Weird Bob stood swaying about on the doorstep, shivering his nuts off, bloodshot wasted eyes swivelling wildly in their sockets like fucked radar trackers, those beastly teeth of his clattering together. He was clearly off his head on something and held a large carrot in his hand.
He shrugged. Slurred something about having been out all night and lost his keys. Before coming in, he stared down at the carrot, then hurled it away.
"I was at a mate's house, yeah," he gruff-mumble, crossing the threshold. "And I met this lady aircraft mechanic. And a gay boy, and a wicken." He paused for a bit, struggling with his own equilibrium and thoughts. "I mean, what are the fucking chances of that?"
I didn't care. I just wanted to climb back into bed and told him as much.
It was clear though, without his keys (and therefore access to his own abode), Weird Bob would require a period of shelter in my place. Almost certainly the location of a locksmith via telephone, quite possibly some of the contents of my fridge and, if our historical interaction is anything to go by, some of my weed stash too.
And there would be a wait until the locksmith came, during which he would talk incessant shite until my ears bled. A terrible enough ordeal anyway, but more so at such an early hour.
I pondered whether to just leave him to his fate in the hallway, and had decided to do just that when Weird Bob produced a partially squashed sandwich from his coat pocket and held it up at eye level, inspecting it carefully.
He had difficulty focusing, and stroked the thing with his long, bony forefinger, lifting the top slice of bread with the kind of caution a bomb disposal expert might display when checking out a suspicious package.
He peered in.
“Egg mayonnaise,” he murmured. "A veritable bitch of a sandwich this one. Not at all sure she should be here this morning.”

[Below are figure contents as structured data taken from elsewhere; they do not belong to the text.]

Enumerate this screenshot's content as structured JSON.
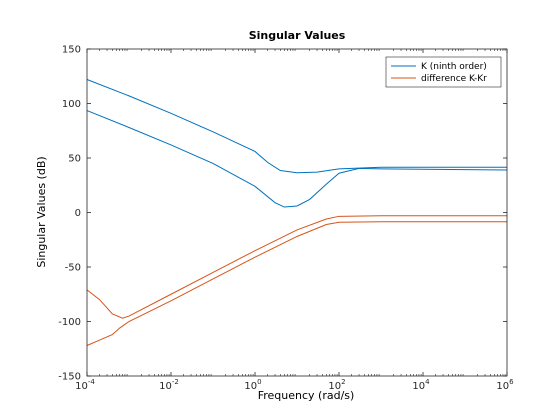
{
  "chart_data": {
    "type": "line",
    "title": "Singular Values",
    "xlabel": "Frequency (rad/s)",
    "ylabel": "Singular Values (dB)",
    "xscale": "log",
    "xlim": [
      0.0001,
      1000000
    ],
    "ylim": [
      -150,
      150
    ],
    "x_ticks": [
      {
        "value": 0.0001,
        "base": "10",
        "exp": "-4"
      },
      {
        "value": 0.01,
        "base": "10",
        "exp": "-2"
      },
      {
        "value": 1,
        "base": "10",
        "exp": "0"
      },
      {
        "value": 100,
        "base": "10",
        "exp": "2"
      },
      {
        "value": 10000,
        "base": "10",
        "exp": "4"
      },
      {
        "value": 1000000,
        "base": "10",
        "exp": "6"
      }
    ],
    "y_ticks": [
      "-150",
      "-100",
      "-50",
      "0",
      "50",
      "100",
      "150"
    ],
    "grid": false,
    "legend_position": "top-right",
    "series": [
      {
        "name": "K (ninth order)",
        "color": "#0072bd",
        "show_in_legend": true,
        "points": [
          [
            0.0001,
            122
          ],
          [
            0.001,
            107
          ],
          [
            0.01,
            91
          ],
          [
            0.1,
            74
          ],
          [
            1,
            56
          ],
          [
            2,
            46
          ],
          [
            4,
            38.5
          ],
          [
            10,
            36.5
          ],
          [
            30,
            37
          ],
          [
            100,
            40
          ],
          [
            1000,
            41.5
          ],
          [
            1000000,
            41.5
          ]
        ]
      },
      {
        "name": "K (ninth order)",
        "color": "#0072bd",
        "show_in_legend": false,
        "points": [
          [
            0.0001,
            93.5
          ],
          [
            0.001,
            78
          ],
          [
            0.01,
            62
          ],
          [
            0.1,
            45
          ],
          [
            1,
            24
          ],
          [
            3,
            9
          ],
          [
            5,
            5
          ],
          [
            10,
            6
          ],
          [
            20,
            12
          ],
          [
            50,
            26
          ],
          [
            100,
            36
          ],
          [
            300,
            40.5
          ],
          [
            1000,
            40
          ],
          [
            1000000,
            39
          ]
        ]
      },
      {
        "name": "difference K-Kr",
        "color": "#d95319",
        "show_in_legend": true,
        "points": [
          [
            0.0001,
            -71
          ],
          [
            0.0002,
            -80
          ],
          [
            0.0004,
            -93
          ],
          [
            0.0007,
            -97
          ],
          [
            0.001,
            -95
          ],
          [
            0.01,
            -75
          ],
          [
            0.1,
            -55
          ],
          [
            1,
            -35
          ],
          [
            10,
            -16
          ],
          [
            50,
            -6
          ],
          [
            100,
            -3.5
          ],
          [
            1000,
            -3
          ],
          [
            1000000,
            -3
          ]
        ]
      },
      {
        "name": "difference K-Kr",
        "color": "#d95319",
        "show_in_legend": false,
        "points": [
          [
            0.0001,
            -122
          ],
          [
            0.0002,
            -117
          ],
          [
            0.0004,
            -112
          ],
          [
            0.0006,
            -106
          ],
          [
            0.001,
            -100
          ],
          [
            0.01,
            -81
          ],
          [
            0.1,
            -61
          ],
          [
            1,
            -41
          ],
          [
            10,
            -22
          ],
          [
            50,
            -11
          ],
          [
            100,
            -9
          ],
          [
            1000,
            -8.5
          ],
          [
            1000000,
            -8.5
          ]
        ]
      }
    ]
  }
}
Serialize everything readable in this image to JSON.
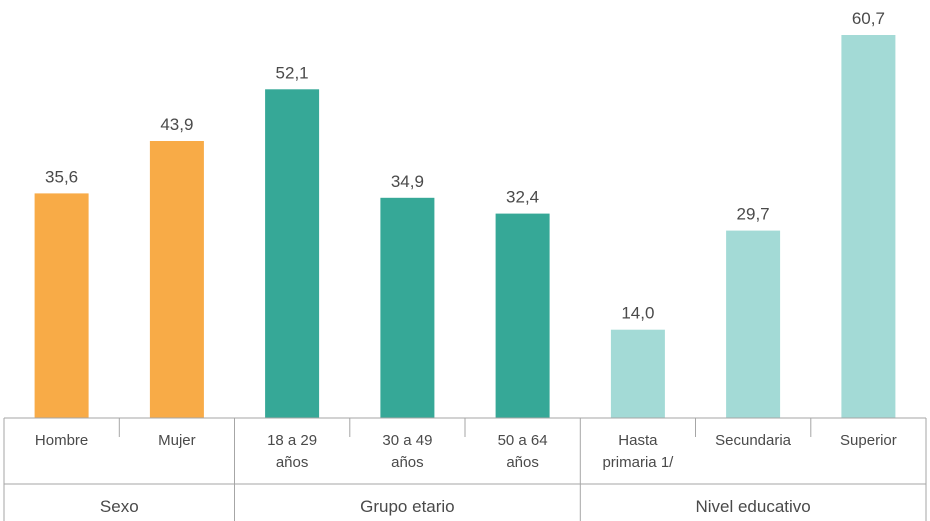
{
  "chart_data": {
    "type": "bar",
    "categories": [
      [
        "Hombre"
      ],
      [
        "Mujer"
      ],
      [
        "18 a 29",
        "años"
      ],
      [
        "30 a 49",
        "años"
      ],
      [
        "50 a 64",
        "años"
      ],
      [
        "Hasta",
        "primaria 1/"
      ],
      [
        "Secundaria"
      ],
      [
        "Superior"
      ]
    ],
    "values": [
      35.6,
      43.9,
      52.1,
      34.9,
      32.4,
      14.0,
      29.7,
      60.7
    ],
    "value_labels": [
      "35,6",
      "43,9",
      "52,1",
      "34,9",
      "32,4",
      "14,0",
      "29,7",
      "60,7"
    ],
    "groups": [
      {
        "label": "Sexo",
        "count": 2,
        "color": "#F8AB47"
      },
      {
        "label": "Grupo etario",
        "count": 3,
        "color": "#36A897"
      },
      {
        "label": "Nivel educativo",
        "count": 3,
        "color": "#A3DAD6"
      }
    ],
    "ylim": [
      0,
      63
    ],
    "grid": false,
    "legend": "none"
  }
}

He let it fall to the floor, having trouble co-ordinating his foot to mash it flat on the carpet, then turned and stared me out, all a-furrowed brow and mythical Gatekeeper teeth.

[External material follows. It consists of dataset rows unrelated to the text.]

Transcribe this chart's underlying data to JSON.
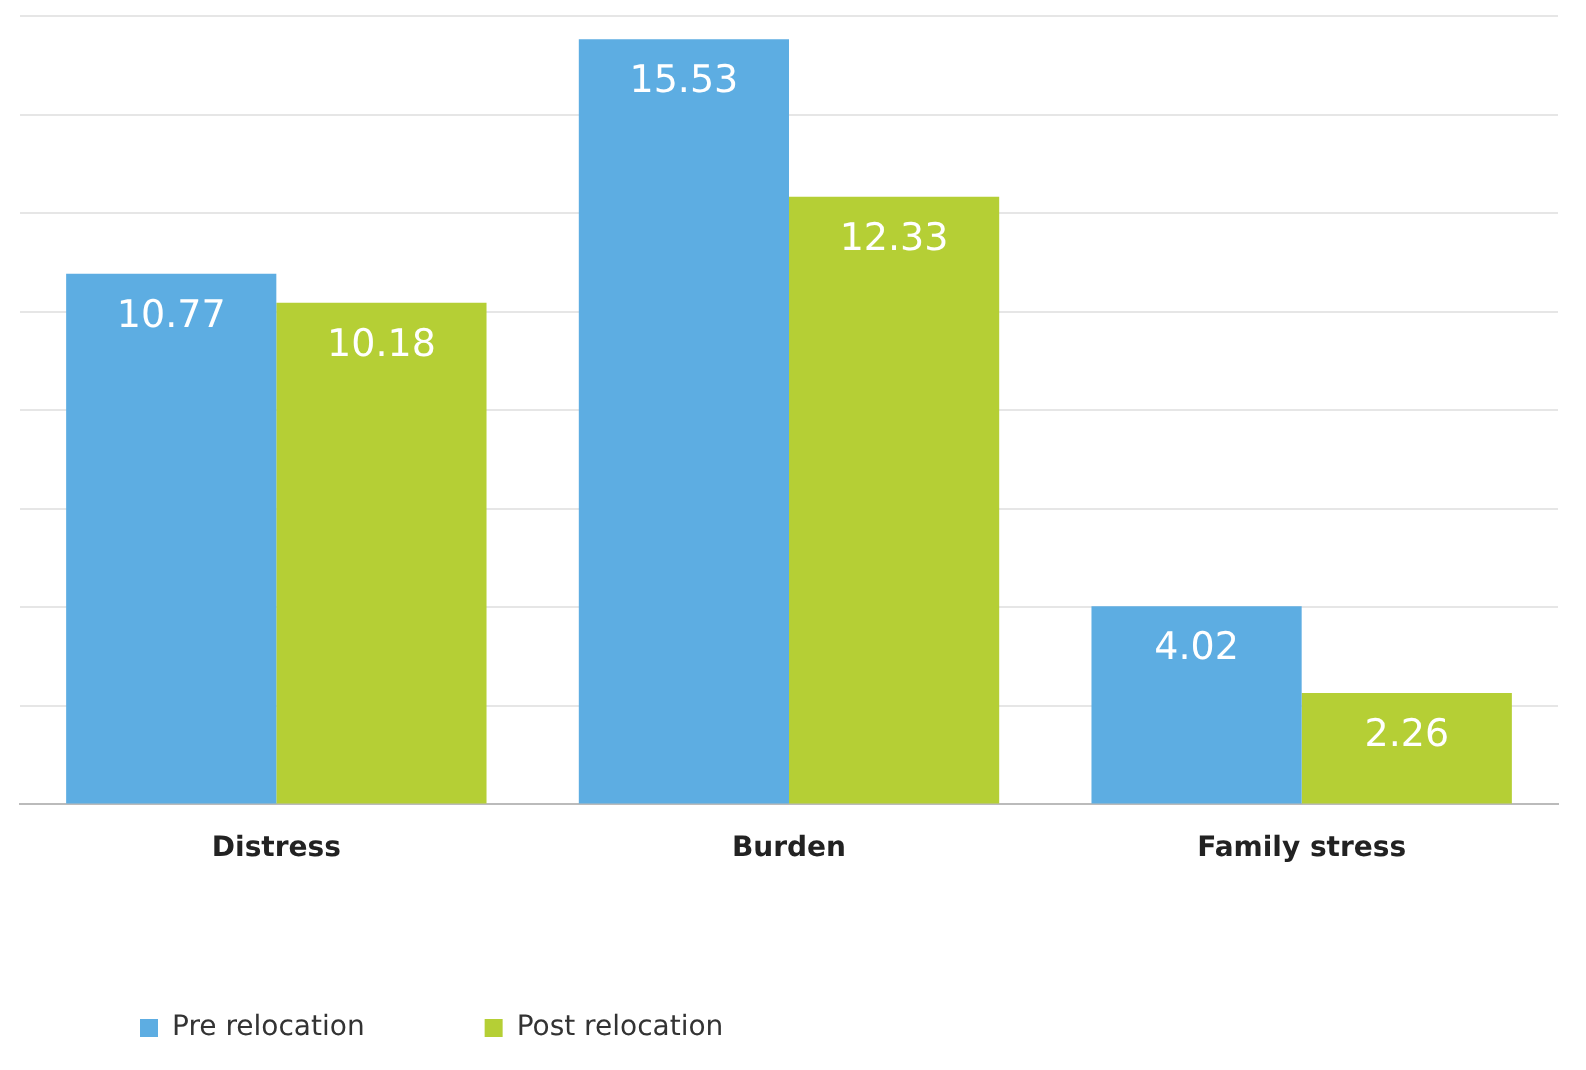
{
  "chart_data": {
    "type": "bar",
    "categories": [
      "Distress",
      "Burden",
      "Family stress"
    ],
    "series": [
      {
        "name": "Pre relocation",
        "color": "#5dade2",
        "values": [
          10.77,
          15.53,
          4.02
        ]
      },
      {
        "name": "Post relocation",
        "color": "#b5cf35",
        "values": [
          10.18,
          12.33,
          2.26
        ]
      }
    ],
    "ylim": [
      0,
      16
    ],
    "yticks": [
      {
        "value": 0,
        "label": null
      },
      {
        "value": 2,
        "label": null
      },
      {
        "value": 4,
        "label": null
      },
      {
        "value": 6,
        "label": null
      },
      {
        "value": 8,
        "label": null
      },
      {
        "value": 10,
        "label": null
      },
      {
        "value": 12,
        "label": null
      },
      {
        "value": 14,
        "label": null
      },
      {
        "value": 16,
        "label": null
      }
    ],
    "grid": "y",
    "legend": "bottom left",
    "data_labels": true
  }
}
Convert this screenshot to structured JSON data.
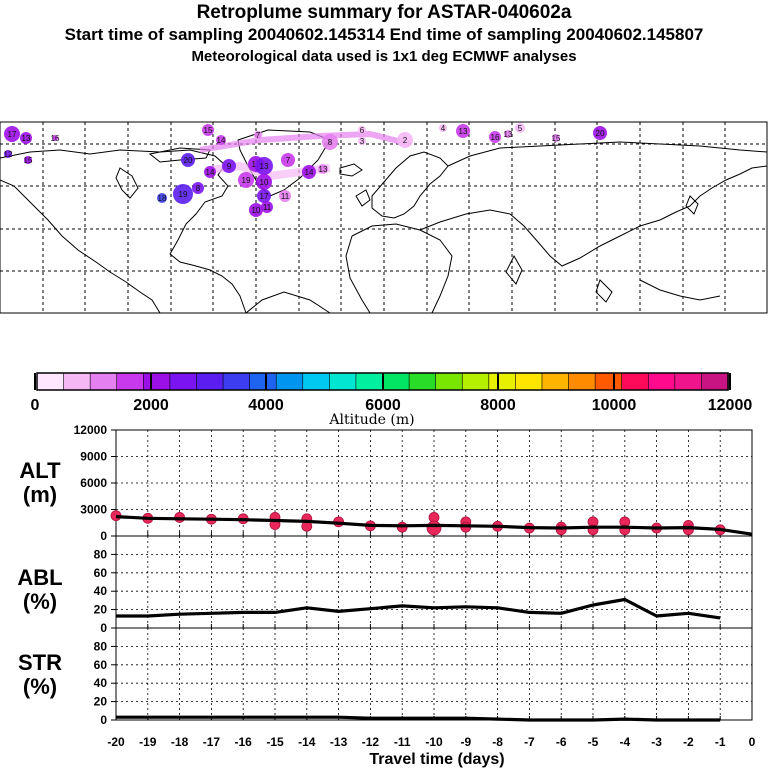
{
  "header": {
    "title": "Retroplume summary for ASTAR-040602a",
    "sampling": "Start time of sampling 20040602.145314     End time of sampling 20040602.145807",
    "meteo": "Meteorological data used is 1x1 deg ECMWF analyses"
  },
  "colorbar": {
    "colors": [
      "#ffe8ff",
      "#f5b8f5",
      "#e580f0",
      "#c838ec",
      "#9c10e8",
      "#7a14f0",
      "#5a1ef0",
      "#3c3cf0",
      "#1e64f0",
      "#0096f0",
      "#00c8f0",
      "#00e6d2",
      "#00f0a0",
      "#00e664",
      "#28dc28",
      "#78e600",
      "#b4f000",
      "#e6f000",
      "#ffe600",
      "#ffb400",
      "#ff8c00",
      "#ff5a00",
      "#ff0a5a",
      "#ff0a8c",
      "#f0148c",
      "#c81482"
    ],
    "ticks": [
      "0",
      "2000",
      "4000",
      "6000",
      "8000",
      "10000",
      "12000"
    ],
    "label": "Altitude (m)"
  },
  "panels": {
    "alt": {
      "name_line1": "ALT",
      "name_line2": "(m)"
    },
    "abl": {
      "name_line1": "ABL",
      "name_line2": "(%)"
    },
    "str": {
      "name_line1": "STR",
      "name_line2": "(%)"
    }
  },
  "map_labels": [
    "17",
    "13",
    "16",
    "15",
    "4",
    "13",
    "16",
    "13",
    "5",
    "15",
    "20",
    "7",
    "6",
    "2",
    "3",
    "8",
    "7",
    "12",
    "13",
    "11",
    "14",
    "13",
    "10",
    "9",
    "8",
    "19",
    "18",
    "14",
    "19",
    "17",
    "11",
    "10",
    "14",
    "12",
    "15",
    "20"
  ],
  "chart_data": [
    {
      "type": "line",
      "title": "ALT (m)",
      "xlabel": "Travel time (days)",
      "x": [
        -20,
        -19,
        -18,
        -17,
        -16,
        -15,
        -14,
        -13,
        -12,
        -11,
        -10,
        -9,
        -8,
        -7,
        -6,
        -5,
        -4,
        -3,
        -2,
        -1,
        0
      ],
      "y": [
        2200,
        2000,
        1950,
        1900,
        1850,
        1750,
        1650,
        1450,
        1200,
        1150,
        1200,
        1150,
        1100,
        950,
        900,
        1000,
        1000,
        900,
        950,
        750,
        200
      ],
      "dots_x": [
        -20,
        -19,
        -18,
        -17,
        -16,
        -15,
        -15,
        -14,
        -14,
        -13,
        -12,
        -11,
        -10,
        -10,
        -9,
        -9,
        -8,
        -7,
        -6,
        -6,
        -5,
        -5,
        -4,
        -4,
        -3,
        -2,
        -2,
        -1
      ],
      "dots_y": [
        2300,
        2000,
        2100,
        1900,
        1950,
        2100,
        1300,
        1950,
        1100,
        1600,
        1150,
        1000,
        2100,
        900,
        1600,
        1000,
        1100,
        900,
        1000,
        700,
        1600,
        700,
        1600,
        700,
        900,
        1200,
        700,
        700
      ],
      "ylim": [
        0,
        12000
      ],
      "yticks": [
        "12000",
        "9000",
        "6000",
        "3000",
        "0"
      ],
      "xlim": [
        -20,
        0
      ],
      "xticks": [
        "-20",
        "-19",
        "-18",
        "-17",
        "-16",
        "-15",
        "-14",
        "-13",
        "-12",
        "-11",
        "-10",
        "-9",
        "-8",
        "-7",
        "-6",
        "-5",
        "-4",
        "-3",
        "-2",
        "-1",
        "0"
      ]
    },
    {
      "type": "line",
      "title": "ABL (%)",
      "x": [
        -20,
        -19,
        -18,
        -17,
        -16,
        -15,
        -14,
        -13,
        -12,
        -11,
        -10,
        -9,
        -8,
        -7,
        -6,
        -5,
        -4,
        -3,
        -2,
        -1
      ],
      "y": [
        13,
        13,
        15,
        16,
        17,
        17,
        22,
        18,
        21,
        24,
        22,
        23,
        22,
        17,
        16,
        25,
        31,
        13,
        16,
        11
      ],
      "ylim": [
        0,
        100
      ],
      "yticks": [
        "80",
        "60",
        "40",
        "20",
        "0"
      ]
    },
    {
      "type": "line",
      "title": "STR (%)",
      "x": [
        -20,
        -19,
        -18,
        -17,
        -16,
        -15,
        -14,
        -13,
        -12,
        -11,
        -10,
        -9,
        -8,
        -7,
        -6,
        -5,
        -4,
        -3,
        -2,
        -1
      ],
      "y": [
        3,
        3,
        3,
        3,
        3,
        3,
        3,
        3,
        2,
        2,
        2,
        2,
        1,
        0,
        0,
        0,
        1,
        0,
        0,
        0
      ],
      "ylim": [
        0,
        100
      ],
      "yticks": [
        "80",
        "60",
        "40",
        "20",
        "0"
      ]
    }
  ]
}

“You remember about six months ago, when I was Burt Reynolds?”
“No…”
“Well, I think I’ve become him again.”
Weird Bob conjured a clear plastic spoon from the sleeve of his coat and held the rounded side up close to his face, searching for his own convex reflection for proof. Then he held the spoon up to my face.
“Can you see him?”
Even by Weird Bob’s surreal standards, this was strange shit and given the unholy hour, I wasn’t in the mood.
Weird Bob moved the spoon about slowly up and down and side to side in front of my face, giving me the full range of angles of my own semi-transparent warped reflection until I batted his hand away and made a move for my front door.
“He’s in there somewhere the little fucker,” Weird Bob muttered.
He growled at the spoon, then popped it in his breast pocket, his increasingly intense stare suddenly giving way to a befuddled grin. He produced his keys. He let himself in without another word.
I spent the rest of the day in a vague state of agitation, strumming my acoustic guitar wistfully, flitting through Internet porn, trying to think of lyrics to songs I need to finish.